TULSA, OKLAHOMA – Learning history and connecting with legacy are different concepts, according to at least one panelist at the fourth annual Black Wall Street Legacy Festival in Tulsa’s historic Greenwood district Saturday.
The fight for reparations for Japanese Americans was occurring at the same time as the anti-apartheid movement and the fight for Native American land, according to Jan Tokumaru. Tokumaru and other members of the National Coalition for Redress/Reparations Committee, an organization that merges the political goals of redress for both Black and Japanese Americans harmed by institutional racism, formed the first panel of speakers.
“All these things came into our experience of movement building because we knew that we had to learn within our community and we had to learn about other communities struggling at the same time,” Tokumaru said.
The fourth annual Black Wall Street Legacy Festival, a commemoration of the 103rd anniversary of the Tulsa Race Massacre, featured two panels during the Black Wall Street Legacy Summit on Saturday focused on the legacy of reparations in the U.S. and how the fight has progressed through the years.
The Nikkei Progressives panel, headlined by eight members of the NCRR, began their discussion with the legacy of Japanese Americans and their experience of ancestors being incarcerated inside concentration camps during and after World War II.
Kathy Masaoka, who had never heard about the Japanese-American concentration camps as a child, believes that the way her parents acted caused her to keep her head down in society and to not speak up.
“I think a lot of us inside realized that we were alienated from ourselves,” Masaoka said. “We need to know our history, because if we don’t know our history, we don’t know who we are.”
Emily Akpan, another panelist and NCRR member, did not learn about the Japanese American redress movement or that her family received reparations until she was in her 20s.
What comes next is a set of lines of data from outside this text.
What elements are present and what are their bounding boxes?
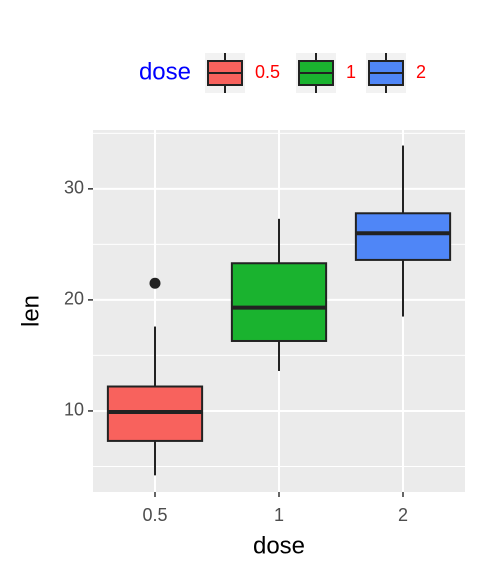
x-axis-title: dose [253, 532, 305, 559]
legend-label: 1 [346, 62, 356, 82]
legend-label: 2 [416, 62, 426, 82]
outlier [149, 277, 161, 289]
y-tick-label: 20 [64, 289, 84, 309]
x-tick-label: 2 [398, 505, 408, 525]
box [354, 212, 452, 261]
legend-title: dose [139, 58, 191, 85]
legend-label: 0.5 [255, 62, 280, 82]
box [230, 262, 328, 342]
y-tick-label: 30 [64, 178, 84, 198]
x-tick-label: 0.5 [142, 505, 167, 525]
y-tick-label: 10 [64, 400, 84, 420]
y-axis-title: len [17, 295, 44, 327]
x-tick-label: 1 [274, 505, 284, 525]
Coming into Tulsa, Akpan noted how she could feel the history of racial violence and pain, but also a sense of how much hope permeates the area.
“Now that I’m learning about the redress movement, I’m also very cognizant that the Japanese Americans being incarcerated by the U.S. government was only possible because of the legacies of violence and oppression that black people have faced in this country for centuries,” Akpan said.
The second panel kept the same theme of reparations with a transition to a discussion of Marcus Anthony Hunter’s book “Radical Reparations,” hosted by Onikah Asamoa-Caesar, owner and founder of Fulton Street Books & Coffee.
“The definition of reparations is, for me, important to understand [that] the root of the word is repair,” Hunter said. “Reparations are about a state of repair.”
Hunter shared his ideas that the goal of reparation is not something that can be done alone. He acknowledged the prior panelists and their fight for reparations for not only their community but for his as well.
“I can relate to a human condition, a story about humanity, which is why I love what our Japanese American brothers and sisters have been doing,” Hunter said.
Hunter discussed how the standard definition of reparations is about returning the victim to their original status, which is not inclusive of enslavement.
“This is about the healing component, the fundamental belief in the power of releasing,” Hunter said. “A lot of times people are just one conversation away from a new consciousness.”
Tiffany Crutcher, founder of the Terence Crutcher Foundation, began the event by acknowledging that the attendees were standing on the sacred ground of the 1921 massacre.
Crutcher, herself a descendant from survivors of the massacre, introduced the mission of the Black Wall Street Legacy Festival is to spread truth and share with young people the real history of Black Wall Street and Greenwood.
“Take the information you’re learning, take it back to your respective communities,” Crutcher said. “It starts with us sitting at the elders’ feet.”